In its report, Moody’s recognised the government’s efforts with regard to the new indirect tax regime of GST. Moody’s said that implementation of the new indirect tax regime has undermined growth over the near term, adding that it expects real GDP growth to moderate to 6.7% in the fiscal year ending in March 2018 (FY2017). Moody’s said that GST will promote productivity by removing barriers to interstate trade.
Besides all the facts and figures that helped the country to evolve over the years, there is an element of prestige also involved for the Modi Government. The previous government’s wake-up call from its reform stupor came in the form of Standard & Poor’s threatening to cut India’s credit rating to junk. That very week, Prime Minister Manmohan Singh hurriedly announced a spate of relaxation of FDI restrictions, including that of multi-brand retail.

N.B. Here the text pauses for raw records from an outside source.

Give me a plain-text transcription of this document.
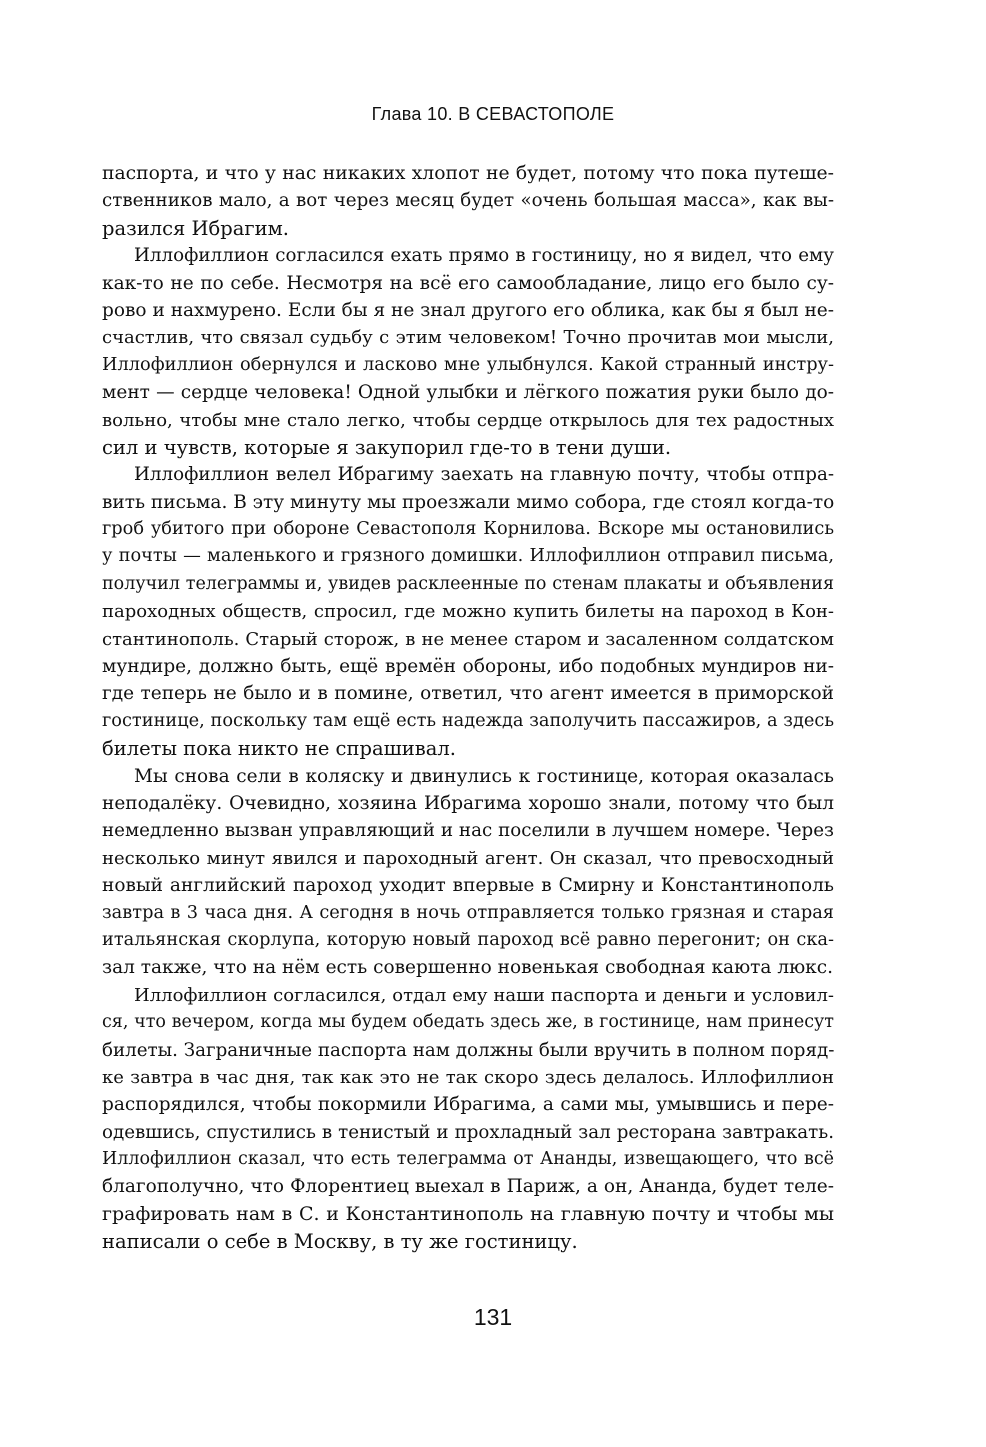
Глава 10. В СЕВАСТОПОЛЕ
паспорта, и что у нас никаких хлопот не будет, потому что пока путеше-
ственников мало, а вот через месяц будет «очень большая масса», как вы-
разился Ибрагим.
Иллофиллион согласился ехать прямо в гостиницу, но я видел, что ему
как-то не по себе. Несмотря на всё его самообладание, лицо его было су-
рово и нахмурено. Если бы я не знал другого его облика, как бы я был не-
счастлив, что связал судьбу с этим человеком! Точно прочитав мои мысли,
Иллофиллион обернулся и ласково мне улыбнулся. Какой странный инстру-
мент — сердце человека! Одной улыбки и лёгкого пожатия руки было до-
вольно, чтобы мне стало легко, чтобы сердце открылось для тех радостных
сил и чувств, которые я закупорил где-то в тени души.
Иллофиллион велел Ибрагиму заехать на главную почту, чтобы отпра-
вить письма. В эту минуту мы проезжали мимо собора, где стоял когда-то
гроб убитого при обороне Севастополя Корнилова. Вскоре мы остановились
у почты — маленького и грязного домишки. Иллофиллион отправил письма,
получил телеграммы и, увидев расклеенные по стенам плакаты и объявления
пароходных обществ, спросил, где можно купить билеты на пароход в Кон-
стантинополь. Старый сторож, в не менее старом и засаленном солдатском
мундире, должно быть, ещё времён обороны, ибо подобных мундиров ни-
где теперь не было и в помине, ответил, что агент имеется в приморской
гостинице, поскольку там ещё есть надежда заполучить пассажиров, а здесь
билеты пока никто не спрашивал.
Мы снова сели в коляску и двинулись к гостинице, которая оказалась
неподалёку. Очевидно, хозяина Ибрагима хорошо знали, потому что был
немедленно вызван управляющий и нас поселили в лучшем номере. Через
несколько минут явился и пароходный агент. Он сказал, что превосходный
новый английский пароход уходит впервые в Смирну и Константинополь
завтра в 3 часа дня. А сегодня в ночь отправляется только грязная и старая
итальянская скорлупа, которую новый пароход всё равно перегонит; он ска-
зал также, что на нём есть совершенно новенькая свободная каюта люкс.
Иллофиллион согласился, отдал ему наши паспорта и деньги и условил-
ся, что вечером, когда мы будем обедать здесь же, в гостинице, нам принесут
билеты. Заграничные паспорта нам должны были вручить в полном поряд-
ке завтра в час дня, так как это не так скоро здесь делалось. Иллофиллион
распорядился, чтобы покормили Ибрагима, а сами мы, умывшись и пере-
одевшись, спустились в тенистый и прохладный зал ресторана завтракать.
Иллофиллион сказал, что есть телеграмма от Ананды, извещающего, что всё
благополучно, что Флорентиец выехал в Париж, а он, Ананда, будет теле-
графировать нам в С. и Константинополь на главную почту и чтобы мы
написали о себе в Москву, в ту же гостиницу.
131
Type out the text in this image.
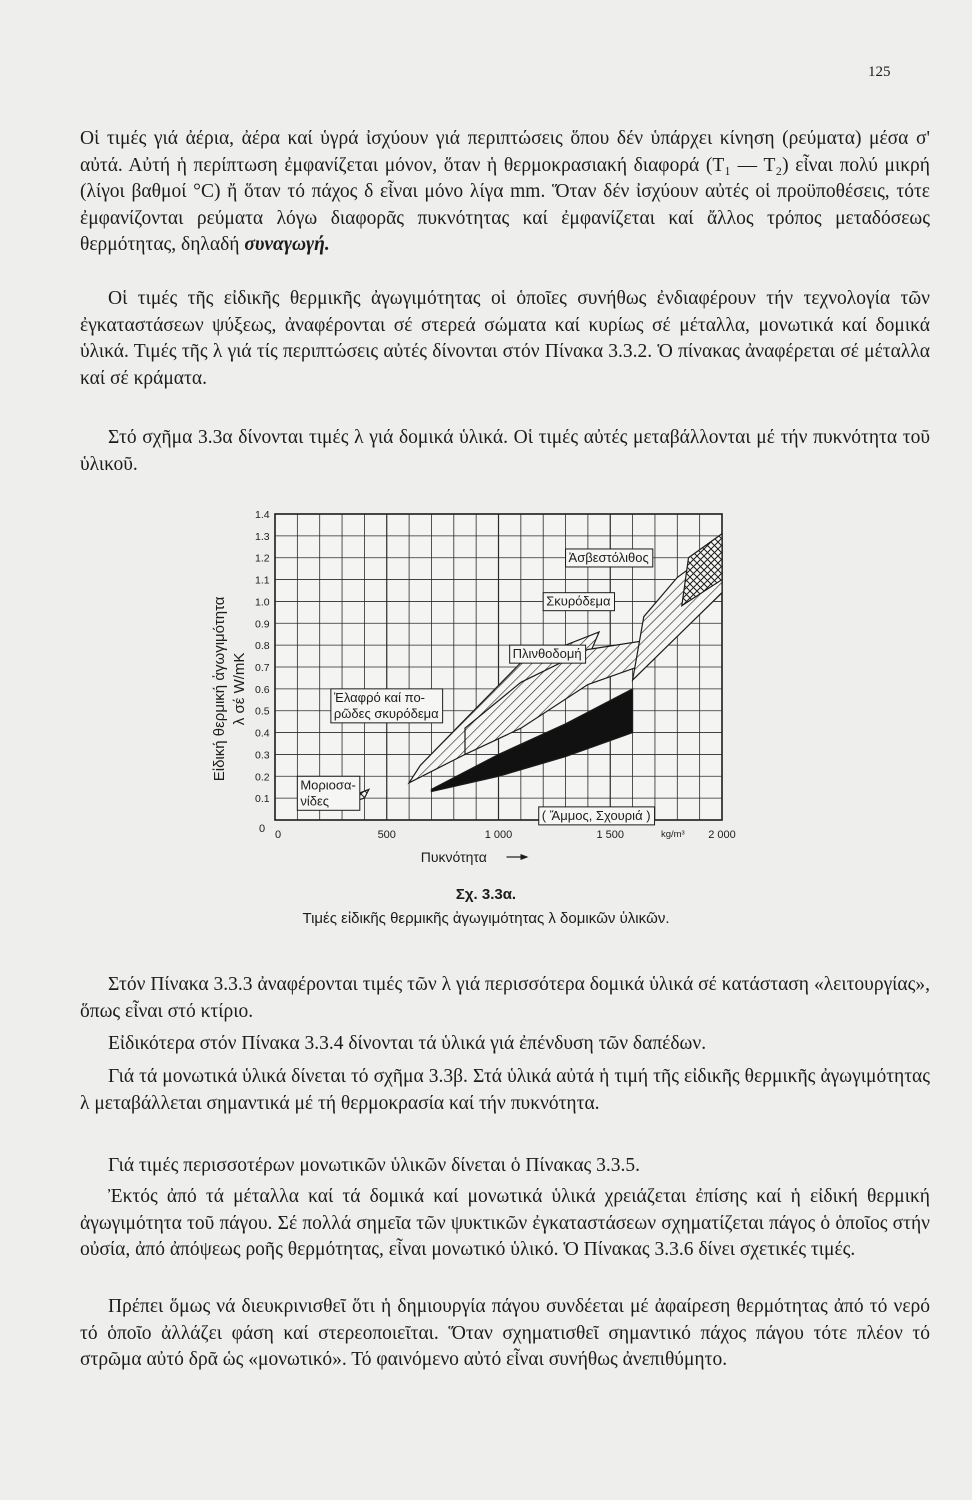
125

Οἱ τιμές γιά ἀέρια, ἀέρα καί ὑγρά ἰσχύουν γιά περιπτώσεις ὅπου δέν ὑπάρχει κίνηση (ρεύματα) μέσα σ' αὐτά. Αὐτή ἡ περίπτωση ἐμφανίζεται μόνον, ὅταν ἡ θερμοκρασιακή διαφορά (T₁ — T₂) εἶναι πολύ μικρή (λίγοι βαθμοί °C) ἤ ὅταν τό πάχος δ εἶναι μόνο λίγα mm. Ὅταν δέν ἰσχύουν αὐτές οἱ προϋποθέσεις, τότε ἐμφανίζονται ρεύματα λόγω διαφορᾶς πυκνότητας καί ἐμφανίζεται καί ἄλλος τρόπος μεταδόσεως θερμότητας, δηλαδή συναγωγή.

Οἱ τιμές τῆς εἰδικῆς θερμικῆς ἀγωγιμότητας οἱ ὁποῖες συνήθως ἐνδιαφέρουν τήν τεχνολογία τῶν ἐγκαταστάσεων ψύξεως, ἀναφέρονται σέ στερεά σώματα καί κυρίως σέ μέταλλα, μονωτικά καί δομικά ὑλικά. Τιμές τῆς λ γιά τίς περιπτώσεις αὐτές δίνονται στόν Πίνακα 3.3.2. Ὁ πίνακας ἀναφέρεται σέ μέταλλα καί σέ κράματα.

Στό σχῆμα 3.3α δίνονται τιμές λ γιά δομικά ὑλικά. Οἱ τιμές αὐτές μεταβάλλονται μέ τήν πυκνότητα τοῦ ὑλικοῦ.

0.1
0.2
0.3
0.4
0.5
0.6
0.7
0.8
0.9
1.0
1.1
1.2
1.3
1.4
0 0	500	1 000	1 500	2 000
kg/m³
Πυκνότητα
Εἰδική θερμική ἀγωγιμότητα λ σέ W/mK
Μοριοσα-
νίδες
Ἐλαφρό καί πο-
ρῶδες σκυρόδεμα
Πλινθοδομή
( Ἄμμος, Σχουριά )
Σκυρόδεμα
Ἀσβεστόλιθος
Σχ. 3.3α.
Τιμές εἰδικῆς θερμικῆς ἀγωγιμότητας λ δομικῶν ὑλικῶν.

Στόν Πίνακα 3.3.3 ἀναφέρονται τιμές τῶν λ γιά περισσότερα δομικά ὑλικά σέ κατάσταση «λειτουργίας», ὅπως εἶναι στό κτίριο.

Εἰδικότερα στόν Πίνακα 3.3.4 δίνονται τά ὑλικά γιά ἐπένδυση τῶν δαπέδων.

Γιά τά μονωτικά ὑλικά δίνεται τό σχῆμα 3.3β. Στά ὑλικά αὐτά ἡ τιμή τῆς εἰδικῆς θερμικῆς ἀγωγιμότητας λ μεταβάλλεται σημαντικά μέ τή θερμοκρασία καί τήν πυκνότητα.

Γιά τιμές περισσοτέρων μονωτικῶν ὑλικῶν δίνεται ὁ Πίνακας 3.3.5.

Ἐκτός ἀπό τά μέταλλα καί τά δομικά καί μονωτικά ὑλικά χρειάζεται ἐπίσης καί ἡ εἰδική θερμική ἀγωγιμότητα τοῦ πάγου. Σέ πολλά σημεῖα τῶν ψυκτικῶν ἐγκαταστάσεων σχηματίζεται πάγος ὁ ὁποῖος στήν οὐσία, ἀπό ἀπόψεως ροῆς θερμότητας, εἶναι μονωτικό ὑλικό. Ὁ Πίνακας 3.3.6 δίνει σχετικές τιμές.

Πρέπει ὅμως νά διευκρινισθεῖ ὅτι ἡ δημιουργία πάγου συνδέεται μέ ἀφαίρεση θερμότητας ἀπό τό νερό τό ὁποῖο ἀλλάζει φάση καί στερεοποιεῖται. Ὅταν σχηματισθεῖ σημαντικό πάχος πάγου τότε πλέον τό στρῶμα αὐτό δρᾶ ὡς «μονωτικό». Τό φαινόμενο αὐτό εἶναι συνήθως ἀνεπιθύμητο.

On the other hand, the Opposition parties have accused the Centre of neglecting ground realities and indulging in propaganda based on ratings from agencies abroad to deviate the attention of people from the real issues.
Commenting on the rating upgrade of Moody’s, the Congress said it is far away from what is happening on the ground. Congress leaders stated that whether Moody’s or (Prime Minister Narendra) Modi, both were not able to understand the mood of the nation.
Congress MP Rajeev Shukla stated that whatever they say do not have any reflection of the situation on the ground.
They asked the Centre to rather focus on correcting its mistakes on the policy front than holding such ratings as a certificate of its own performance.
Furthermore, the Left parties were also equally critical of the BJP’s reaction to the ratings. CPI(M) general secretary Sitaram Yechury said such ‘ratings’ reflect the ‘ease’ of how foreign business can milk India. He added that the Modi government wants the poor, the hungry, protesting farmers, jobless and those hit by the economy crumbling, to eat these ratings.
Whatever said and done on these ratings, people as well as small traders on the ground feeling the impact of Demoneisation and GST on the other way round and it is not encouraging at all.